Wednesday, August 22, 2012
Alan Novemer 8/22
Notes from opening day:
Real revolution is information, not technology. Challenge students with provocative ideas so they think. The answers are on the Internet, not the answers. I need to learn to think now.
Main ideas: critical thinking on the Internet, global communication, student jobs (tutorial designers, scribes, researchers, global communicators)
Wolfram Alpha- knowledge engine, not search engine
Who owns the learning? Walk down hall in classroom, who is working harder, teacher or student?
How can school be boring if we have a natural love for learning? Too much control in teachers hand since 1923 (end of 1 room school house). We should go back to the 1 room school house and Socratic method (like Andover). Role of teacher is to ask most provocative questions, not give answers.
Pedagogy trumps technology. Good teacher more important than laptops for every student.
Too much confidence on part of teachers that kids know technology. Kids and teachers think the kids know tech, but do need instruction. Global warming example: get source from ice land in global warming (country code site:is)
Popes speech riot turkey: to find impact of pope's comment criticizing Islam in turkey, Alan told west point to use site:edu.tr for turkey higher Ed and gov for gov. Western media reported quote, but turkey higher Ed did not.
Technology isn't real revolution, information is.
First 5 days most important of the year. During these days, find out how your students learn. First day, have them find the most important image in us history. Learn abou conceptions and misconceptions.
Reason for American revolution "site:sch.uk" - British banks were told not to invest in slave trade anymore. On 5th day have kids Skype with students in Britain.
Ear mouse- is it true? Photoshop? Does it function? BBC "grow" an ear. Wikipedia (vacantly mouse)- ear mold sewn on. Which one is true? Go to lab it's from site:MIT.edu ear mouse vacanti. Or site:Harvard.edu.
Create learning with purpose to motivate. Math train site of student tutorials that help learned around the world.

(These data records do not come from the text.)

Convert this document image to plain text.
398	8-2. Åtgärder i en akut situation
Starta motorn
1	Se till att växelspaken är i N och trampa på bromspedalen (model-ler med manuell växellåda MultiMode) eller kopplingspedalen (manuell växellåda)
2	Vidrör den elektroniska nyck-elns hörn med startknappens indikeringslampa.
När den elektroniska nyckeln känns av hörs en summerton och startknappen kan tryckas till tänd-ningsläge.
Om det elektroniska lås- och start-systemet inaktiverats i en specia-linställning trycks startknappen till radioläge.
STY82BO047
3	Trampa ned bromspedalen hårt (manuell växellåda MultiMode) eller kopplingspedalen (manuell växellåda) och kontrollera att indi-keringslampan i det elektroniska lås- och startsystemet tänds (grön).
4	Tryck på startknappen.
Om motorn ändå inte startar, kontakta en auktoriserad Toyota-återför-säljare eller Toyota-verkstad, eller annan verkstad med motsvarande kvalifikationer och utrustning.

The four walls of the classroom are the enemy. We need to communicate with the world. Classrooms should be global communication centers.
It may be more important to teach how I learn than what I know. (hash tags in twitter, dashboard, diggo) - build capacity to manage own learning. Alan's library (diigo.com/user/globalearner)
All of Alan's doctoral students use diigo, set up account on first day- library in cloud accessible from whole world. If class group has diggO, can build a library together. (watch tutorial on YouTube).
"it's not the teacher but the method that matters"-article we should read. Harvard high test scores did not mean that there was learning. Set up a class with Flip model (taught) by grad students learned better than class taught by nobel prize winner). Eric Maazur (created Facebook-like social network at Harvard pre FB) had cataloged 3,000 questions over past years. Found his own knowledge was in way b/c can't predict a new learners questions. Found students contribute more online than face to face. Now he bases his lessons on students questions from night before.